Le train léger d'Ottawa a connu son lot de problèmes depuis sa mise en service en septembre dernier.
Le train léger d'Ottawa a connu son lot de problèmes depuis sa mise en service en septembre dernier.

Phase 2 de l'O-Train: la soumission de SNC-Lavalin initialement rejetée

Des documents rendus publics par la Ville d’Ottawa tard jeudi soir démontrent que la soumission controversée de SNC-Lavalin pour la phase 2 du train léger a initialement été rejetée unanimement par l’équipe d’évaluation technique formée par la municipalité.

Le choix de SNC-Lavalin pour réaliser le prolongement de la Ligne Trillium avait suscité de la grogne chez plusieurs élus de la Ville d’Ottawa lorsque CBC Ottawa a dévoilé en mars dernier que les exigences techniques n’avaient pas été atteintes par la firme dans sa proposition.

Dans un document daté du 3 octobre 2018, les cinq membres de ce comité recommandent sans équivoque que la soumission de SNC-Lavalin pour le prolongement de la Ligne Trillium ne soit pas considérée dans la suite du processus d’approvisionnement.


« Une fois toutes les préoccupations résolues, [cette firme] a été désignée promoteur privilégié. »
Michael Morgan, OC Transpo

Ils ont jugé que la proposition n’atteignait pas le pointage minimal fixé par la Ville dans les quatre catégories techniques, soit : les exigences techniques, le design, la construction et l’entretien. L’équipe d’évaluation technique a noté qu’il s’agissait d’une « mauvaise soumission technique dans l’ensemble » et qu’elle est « remplie de platitudes qui démontrent une compréhension limitée du projet ».

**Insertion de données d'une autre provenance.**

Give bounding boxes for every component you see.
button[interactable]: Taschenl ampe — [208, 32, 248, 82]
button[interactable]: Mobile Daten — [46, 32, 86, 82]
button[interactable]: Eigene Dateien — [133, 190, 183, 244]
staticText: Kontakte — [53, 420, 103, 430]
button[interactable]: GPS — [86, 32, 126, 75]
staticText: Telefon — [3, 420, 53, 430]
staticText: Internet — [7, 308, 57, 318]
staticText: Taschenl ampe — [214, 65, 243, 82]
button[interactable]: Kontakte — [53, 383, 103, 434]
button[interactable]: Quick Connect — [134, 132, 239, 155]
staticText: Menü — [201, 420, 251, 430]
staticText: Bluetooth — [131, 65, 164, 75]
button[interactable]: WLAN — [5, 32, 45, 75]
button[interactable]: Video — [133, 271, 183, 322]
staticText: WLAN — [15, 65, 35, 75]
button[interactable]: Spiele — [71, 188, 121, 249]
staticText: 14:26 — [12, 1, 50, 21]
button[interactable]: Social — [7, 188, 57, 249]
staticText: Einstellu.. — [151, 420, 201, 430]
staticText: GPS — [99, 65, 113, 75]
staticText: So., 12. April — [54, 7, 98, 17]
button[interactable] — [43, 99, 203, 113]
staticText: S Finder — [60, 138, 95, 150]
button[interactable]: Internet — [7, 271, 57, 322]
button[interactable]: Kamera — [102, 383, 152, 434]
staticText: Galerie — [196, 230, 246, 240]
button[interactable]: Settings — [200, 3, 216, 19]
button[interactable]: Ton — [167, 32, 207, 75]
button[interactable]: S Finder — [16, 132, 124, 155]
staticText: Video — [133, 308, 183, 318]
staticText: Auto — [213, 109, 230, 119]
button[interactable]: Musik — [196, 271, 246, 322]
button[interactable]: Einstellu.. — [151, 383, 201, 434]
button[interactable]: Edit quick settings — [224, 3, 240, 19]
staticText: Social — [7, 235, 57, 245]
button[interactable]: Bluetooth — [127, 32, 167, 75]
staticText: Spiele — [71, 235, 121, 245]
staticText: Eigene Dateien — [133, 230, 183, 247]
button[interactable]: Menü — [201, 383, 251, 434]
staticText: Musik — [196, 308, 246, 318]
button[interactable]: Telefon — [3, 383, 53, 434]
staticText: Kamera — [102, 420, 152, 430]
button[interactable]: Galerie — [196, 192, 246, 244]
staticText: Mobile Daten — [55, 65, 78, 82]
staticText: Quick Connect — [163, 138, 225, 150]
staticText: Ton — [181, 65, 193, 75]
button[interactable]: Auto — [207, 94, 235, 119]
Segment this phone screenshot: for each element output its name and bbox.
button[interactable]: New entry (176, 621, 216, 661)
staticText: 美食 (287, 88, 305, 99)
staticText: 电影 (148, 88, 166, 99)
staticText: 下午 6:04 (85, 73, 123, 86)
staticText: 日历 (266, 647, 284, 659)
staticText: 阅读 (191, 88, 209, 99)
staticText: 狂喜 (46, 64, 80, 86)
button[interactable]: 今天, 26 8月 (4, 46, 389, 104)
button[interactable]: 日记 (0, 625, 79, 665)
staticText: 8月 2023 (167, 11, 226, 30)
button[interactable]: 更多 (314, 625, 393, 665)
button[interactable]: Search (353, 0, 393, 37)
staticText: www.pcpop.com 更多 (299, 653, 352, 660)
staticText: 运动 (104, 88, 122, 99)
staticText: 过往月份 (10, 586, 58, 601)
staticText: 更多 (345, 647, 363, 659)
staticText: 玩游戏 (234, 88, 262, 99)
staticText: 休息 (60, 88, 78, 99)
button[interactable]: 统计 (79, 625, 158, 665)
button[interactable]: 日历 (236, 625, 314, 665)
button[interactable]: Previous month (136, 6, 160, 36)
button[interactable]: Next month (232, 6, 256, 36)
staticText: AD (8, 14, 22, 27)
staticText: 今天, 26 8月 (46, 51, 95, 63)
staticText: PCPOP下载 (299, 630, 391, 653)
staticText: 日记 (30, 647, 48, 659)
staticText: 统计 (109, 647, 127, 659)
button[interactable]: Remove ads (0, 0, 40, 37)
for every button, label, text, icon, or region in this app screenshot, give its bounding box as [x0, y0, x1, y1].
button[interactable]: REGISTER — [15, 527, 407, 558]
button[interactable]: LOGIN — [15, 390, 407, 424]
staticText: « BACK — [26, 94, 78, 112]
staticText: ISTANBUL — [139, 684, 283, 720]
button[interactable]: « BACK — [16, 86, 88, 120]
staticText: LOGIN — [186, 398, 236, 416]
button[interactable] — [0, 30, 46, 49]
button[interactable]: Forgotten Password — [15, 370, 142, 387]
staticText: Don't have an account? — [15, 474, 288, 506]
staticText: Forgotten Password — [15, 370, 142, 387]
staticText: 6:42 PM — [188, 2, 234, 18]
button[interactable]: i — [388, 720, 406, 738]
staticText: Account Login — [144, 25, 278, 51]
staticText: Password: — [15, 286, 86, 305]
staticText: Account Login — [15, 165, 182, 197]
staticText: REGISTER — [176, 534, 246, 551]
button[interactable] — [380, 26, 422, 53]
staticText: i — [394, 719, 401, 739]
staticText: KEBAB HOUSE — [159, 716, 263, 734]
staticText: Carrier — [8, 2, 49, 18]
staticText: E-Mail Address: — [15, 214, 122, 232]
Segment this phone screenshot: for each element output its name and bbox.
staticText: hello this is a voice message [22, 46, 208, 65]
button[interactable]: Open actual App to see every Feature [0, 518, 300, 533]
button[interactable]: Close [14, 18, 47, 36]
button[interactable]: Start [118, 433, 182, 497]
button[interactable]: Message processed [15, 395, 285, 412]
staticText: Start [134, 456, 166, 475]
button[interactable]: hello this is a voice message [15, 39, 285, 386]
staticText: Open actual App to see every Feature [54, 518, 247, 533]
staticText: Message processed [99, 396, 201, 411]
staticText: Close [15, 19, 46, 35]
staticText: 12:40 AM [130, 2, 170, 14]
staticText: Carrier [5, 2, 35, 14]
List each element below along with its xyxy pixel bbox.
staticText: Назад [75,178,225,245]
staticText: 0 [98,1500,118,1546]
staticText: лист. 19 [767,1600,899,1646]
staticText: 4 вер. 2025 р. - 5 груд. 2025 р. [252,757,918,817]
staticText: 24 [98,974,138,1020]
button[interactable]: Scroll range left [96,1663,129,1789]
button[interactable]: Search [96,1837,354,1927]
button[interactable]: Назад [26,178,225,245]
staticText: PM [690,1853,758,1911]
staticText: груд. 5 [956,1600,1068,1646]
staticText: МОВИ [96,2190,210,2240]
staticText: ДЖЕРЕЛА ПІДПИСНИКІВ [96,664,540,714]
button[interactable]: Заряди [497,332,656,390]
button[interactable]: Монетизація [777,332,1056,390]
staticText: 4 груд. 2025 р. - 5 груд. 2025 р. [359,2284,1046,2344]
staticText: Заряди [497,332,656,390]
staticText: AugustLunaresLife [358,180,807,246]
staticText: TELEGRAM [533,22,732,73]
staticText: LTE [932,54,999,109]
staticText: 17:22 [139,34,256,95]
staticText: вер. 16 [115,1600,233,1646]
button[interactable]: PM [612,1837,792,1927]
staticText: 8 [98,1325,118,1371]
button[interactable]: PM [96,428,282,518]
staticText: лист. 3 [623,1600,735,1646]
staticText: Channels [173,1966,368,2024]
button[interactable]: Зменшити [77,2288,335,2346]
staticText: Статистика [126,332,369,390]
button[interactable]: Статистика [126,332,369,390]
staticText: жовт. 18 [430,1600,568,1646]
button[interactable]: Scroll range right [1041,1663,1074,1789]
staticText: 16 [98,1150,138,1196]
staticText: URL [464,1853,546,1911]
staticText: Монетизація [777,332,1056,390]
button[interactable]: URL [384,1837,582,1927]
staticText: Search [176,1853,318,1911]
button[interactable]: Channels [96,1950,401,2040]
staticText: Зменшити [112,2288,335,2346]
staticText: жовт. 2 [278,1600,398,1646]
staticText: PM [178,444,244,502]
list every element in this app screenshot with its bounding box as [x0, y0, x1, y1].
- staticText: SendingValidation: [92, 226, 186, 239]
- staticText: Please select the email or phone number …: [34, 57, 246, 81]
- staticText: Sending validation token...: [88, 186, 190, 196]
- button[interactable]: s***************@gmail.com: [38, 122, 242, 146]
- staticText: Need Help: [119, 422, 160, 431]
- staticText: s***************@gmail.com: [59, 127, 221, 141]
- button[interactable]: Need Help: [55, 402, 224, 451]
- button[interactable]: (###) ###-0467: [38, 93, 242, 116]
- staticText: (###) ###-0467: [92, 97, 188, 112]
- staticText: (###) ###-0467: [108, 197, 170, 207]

Dans une note de service, le directeur des opérations sur rail d’OC Transpo — et membre de l’équipe d’évaluation technique —, Michael Morgan, explique que ces recommandations ont été présentées à un Comité directeur dont le rôle est de « s’assurer que le processus était mené conformément aux exigences de la demande de propositions ».

« Le Comité a soulevé des préoccupations concernant le fait que les évaluations techniques examinaient des critères non spécifiquement énoncés dans la demande de propositions, écrit M. Morgan. Au regard des inquiétudes soulevées quant à ces critères, on a procédé à une nouvelle évaluation technique et fait des ajustements. »

Le directeur des opérations sur rail d’OC Transpo indique que, sans connaître l’identité réelle de chaque soumissionnaire, le Comité directeur a jugé qu’il était dans l’intérêt de la Ville et des contribuables que les trois soumissions évaluées — incluant celle de SNC-Lavalin — passent à la prochaine étape du processus d’approvisionnement.

À l’étape suivante, d’autres critères entrent dans l’évaluation globale des soumissions qui se voient notamment attribuer une note sur l’aspect financier de leur proposition. Celle de la filiale de SNC-Lavalin, TransitNEXT, avait le score technique le plus faible, mais avait tout de même le score global le plus élevé, poursuit Michael Morgan dans sa note envoyée aux membres du conseil municipal.

« Après le classement, une série de réunions ont eu lieu avec [le consortium qui s’est retrouvé en première place] afin de résoudre toutes les préoccupations techniques relevées au cours du processus d’évaluation technique. Une fois toutes les préoccupations résolues, [cette firme] a été désignée promoteur privilégié et présenté au Conseil pour approbation », explique M. Morgan.

Le membre de la haute direction d’OC Transpo réitère que le vérificateur général de la Ville d’Ottawa, dans un rapport déposé en novembre dernier, a conclu que le processus d’approvisionnement de la phase 2 du train léger s’est déroulé en conformité avec les règlements municipaux.